04-21-2026
Think back a couple of weeks and imagine your favorite coworker strolling into the office with a March Madness bracket sitting in the 99th percentile of your company pool. You’ve followed college basketball closely. They have not. In fact, they tell you they picked winners based on mascots.
That result would feel ridiculous. It might even make expertise seem overrated, and all those hours of “watching film” feel wasted. But in a tournament as volatile as March Madness, one surprising outcome does not suddenly prove the mascot method works. In noisy environments, strange results happen all the time. We laugh at the mascot method in a bracket. We're less likely to notice when we're doing the same thing at work.

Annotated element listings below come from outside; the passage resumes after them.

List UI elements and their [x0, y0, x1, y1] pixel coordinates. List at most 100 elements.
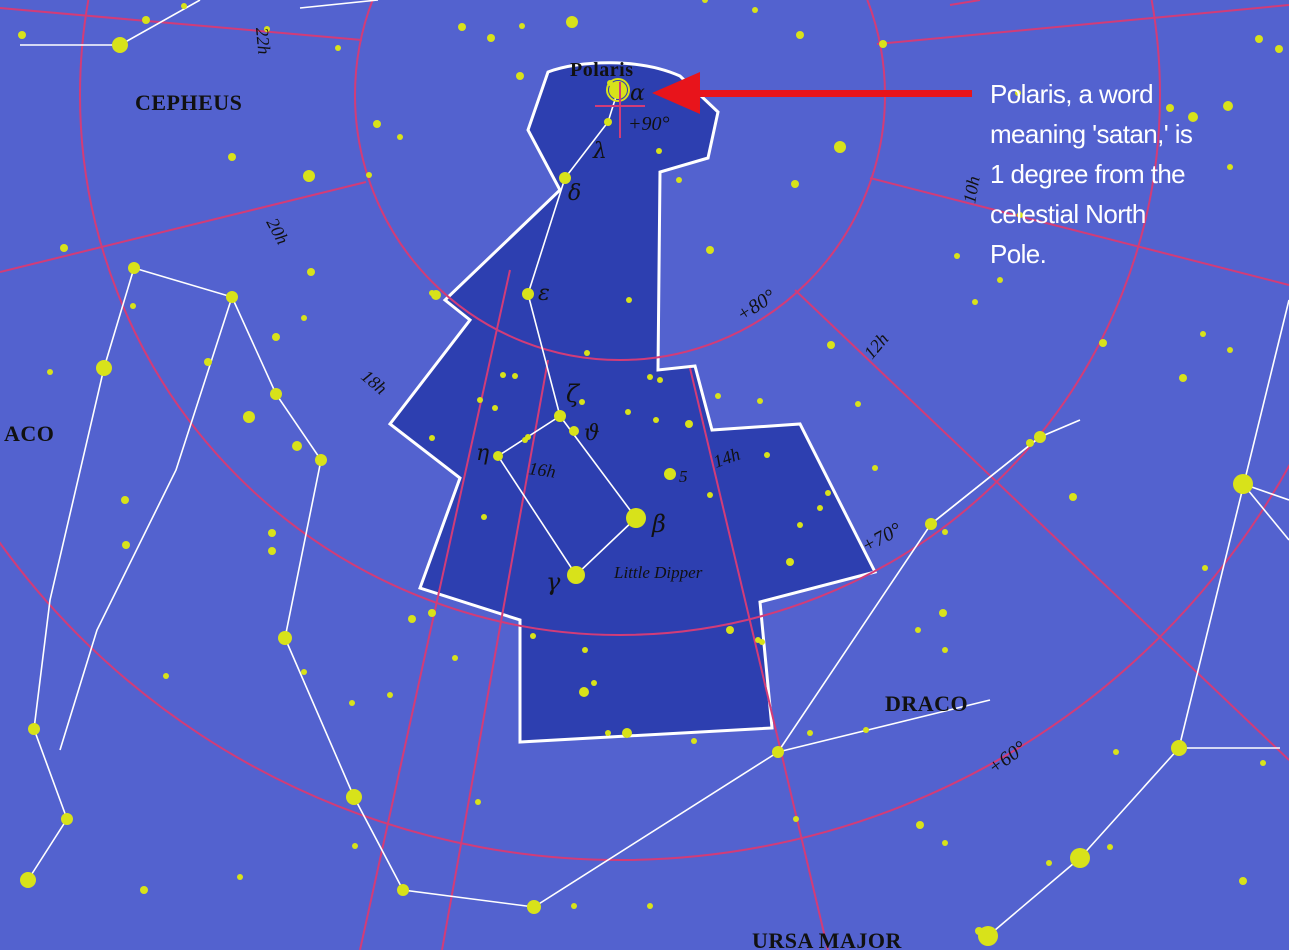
hour-line	[794, 289, 1289, 761]
star	[863, 727, 869, 733]
star	[1070, 848, 1090, 868]
star	[522, 437, 528, 443]
star	[272, 333, 280, 341]
constellation-line	[59, 296, 233, 751]
star	[243, 411, 255, 423]
star	[566, 16, 578, 28]
star	[559, 172, 571, 184]
star	[522, 288, 534, 300]
star	[707, 492, 713, 498]
star	[1188, 112, 1198, 122]
star	[1166, 104, 1174, 112]
star	[715, 393, 721, 399]
label-ra-22: 22h	[252, 27, 274, 56]
star	[121, 496, 129, 504]
star	[128, 262, 140, 274]
star	[702, 0, 708, 3]
label-zeta: ζ	[566, 380, 581, 408]
star	[915, 627, 921, 633]
star	[726, 626, 734, 634]
star	[759, 639, 765, 645]
star	[366, 172, 372, 178]
star	[112, 37, 128, 53]
label-draco: DRACO	[885, 691, 968, 716]
star	[569, 426, 579, 436]
star	[301, 315, 307, 321]
star	[793, 816, 799, 822]
star	[1260, 760, 1266, 766]
star	[268, 547, 276, 555]
star	[605, 730, 611, 736]
star	[303, 170, 315, 182]
star	[1179, 374, 1187, 382]
constellation-line	[1242, 483, 1289, 541]
star	[622, 728, 632, 738]
star	[997, 277, 1003, 283]
constellation-line	[987, 857, 1081, 937]
north-pole-marker	[595, 82, 645, 138]
star	[786, 558, 794, 566]
label-delta: δ	[568, 181, 581, 206]
star	[591, 680, 597, 686]
star	[925, 518, 937, 530]
star	[625, 409, 631, 415]
star	[527, 900, 541, 914]
star	[301, 669, 307, 675]
star	[942, 529, 948, 535]
star	[28, 723, 40, 735]
star	[626, 508, 646, 528]
star	[268, 529, 276, 537]
star	[1255, 35, 1263, 43]
star	[237, 874, 243, 880]
star	[954, 253, 960, 259]
constellation-line	[27, 267, 135, 881]
declination-circle	[79, 0, 1161, 636]
label-epsilon: ε	[538, 281, 550, 306]
star	[1233, 474, 1253, 494]
annotation-line-5: Pole.	[990, 239, 1046, 269]
star	[1223, 101, 1233, 111]
star	[879, 40, 887, 48]
star	[653, 417, 659, 423]
label-little-dipper: Little Dipper	[613, 563, 703, 582]
star	[352, 843, 358, 849]
star	[827, 341, 835, 349]
hour-line	[359, 269, 511, 950]
star	[397, 884, 409, 896]
declination-circle	[0, 463, 1289, 861]
star	[691, 738, 697, 744]
star	[656, 148, 662, 154]
star	[60, 244, 68, 252]
star	[567, 566, 585, 584]
hour-line	[689, 367, 829, 950]
star	[452, 655, 458, 661]
star	[764, 452, 770, 458]
label-ra-16: 16h	[527, 458, 557, 482]
label-cepheus: CEPHEUS	[135, 90, 242, 115]
star	[657, 377, 663, 383]
label-polaris: Polaris	[570, 59, 634, 81]
star	[579, 399, 585, 405]
star	[512, 373, 518, 379]
star	[408, 615, 416, 623]
star	[571, 903, 577, 909]
hour-line	[0, 181, 367, 273]
star	[772, 746, 784, 758]
star	[428, 609, 436, 617]
constellation-line	[777, 699, 991, 753]
star	[47, 369, 53, 375]
star	[554, 410, 566, 422]
star	[1026, 439, 1034, 447]
annotation-line-3: 1 degree from the	[990, 159, 1185, 189]
star	[807, 730, 813, 736]
star	[1202, 565, 1208, 571]
star	[676, 177, 682, 183]
hour-line	[441, 359, 549, 950]
hour-line	[949, 0, 981, 6]
star	[791, 180, 799, 188]
star	[519, 23, 525, 29]
constellation-line	[1178, 299, 1289, 749]
star	[228, 153, 236, 161]
constellation-line	[119, 0, 201, 46]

The same mistake shows up constantly in the professional world. In many business settings, analysis doesn’t start with a question but instead with an answer. A company branch outperforms another by 2%. A campaign beats expectations for one quarter. A team stumbles into a good outcome with a questionable process. The temptation is always the same: see the result first, then build the story around it.
Good analysis asks a harder question. Before deciding what a result means, it asks whether the setup was sound enough to mean much at all. Just because a result is surprising does not indicate it is meaningful.
While business is not a science, it can benefit from scientific thinking in ways that may not be intuitive. Not because it requires complexity, but because it forces clarity — about what question is being asked, how it is being tested, and what the result can actually tell you.
The real question, before even looking at the data, is simple: is this a valid test?
If a method is biased in one direction, is it still useful? Sometimes yes, sometimes no.
It depends entirely on the needs of the business and the questions you are trying to answer. The important piece is to understand the purpose of the test before going in so that you can design it for what you actually want to learn.
Let’s say you are working to gauge customer satisfaction, but you decide that only the positive comments are relevant because the 1-star reviews tend to come from more emotionally driven reactions. That approach might be useful if your goal is to understand what people like about your product. But if you want a realistic view of performance, ignoring negative feedback creates a distorted picture. In that case, you may need a more structured and representative way of collecting input, such as targeted and incentivized surveys. The method depends on the question.
This isn't a new problem. Organizations have been wrestling with it for as long as there have been decisions to make.
As the Guinness Brewery was scaling production hundreds of years ago, they noticed that not every bottle was exactly the same. They asked a simple but powerful question: how can we ensure consistent quality across every pint?
For Guinness, answering this question wasn’t just an academic exercise; it was a path to becoming one of the world’s most reliable and recognized beer brands.
To answer it, they brought in a statistician who developed methods to measure variation and determine how much difference was acceptable before a product became noticeably inconsistent. This work ultimately led to the development of the Student’s t-test, a statistical method still widely used today. More importantly, it reflected a mindset: before trusting the outcome, design a way to measure it properly.
I've felt this pull myself. There have been moments mid-analysis where I've noticed myself gravitating toward a cut of the data that confirmed what I was hoping to find — I had to stop and ask whether I was building a test or building a case. Those are very different things. The honest answer isn't always the one you went in expecting.
A clean number from a messy question is still a messy answer. The spreadsheet isn't where analysis goes wrong. It's usually long before that.
Colin Myers (BS ECON ’18) is a media analytics manager with Circana, a market research and technology company.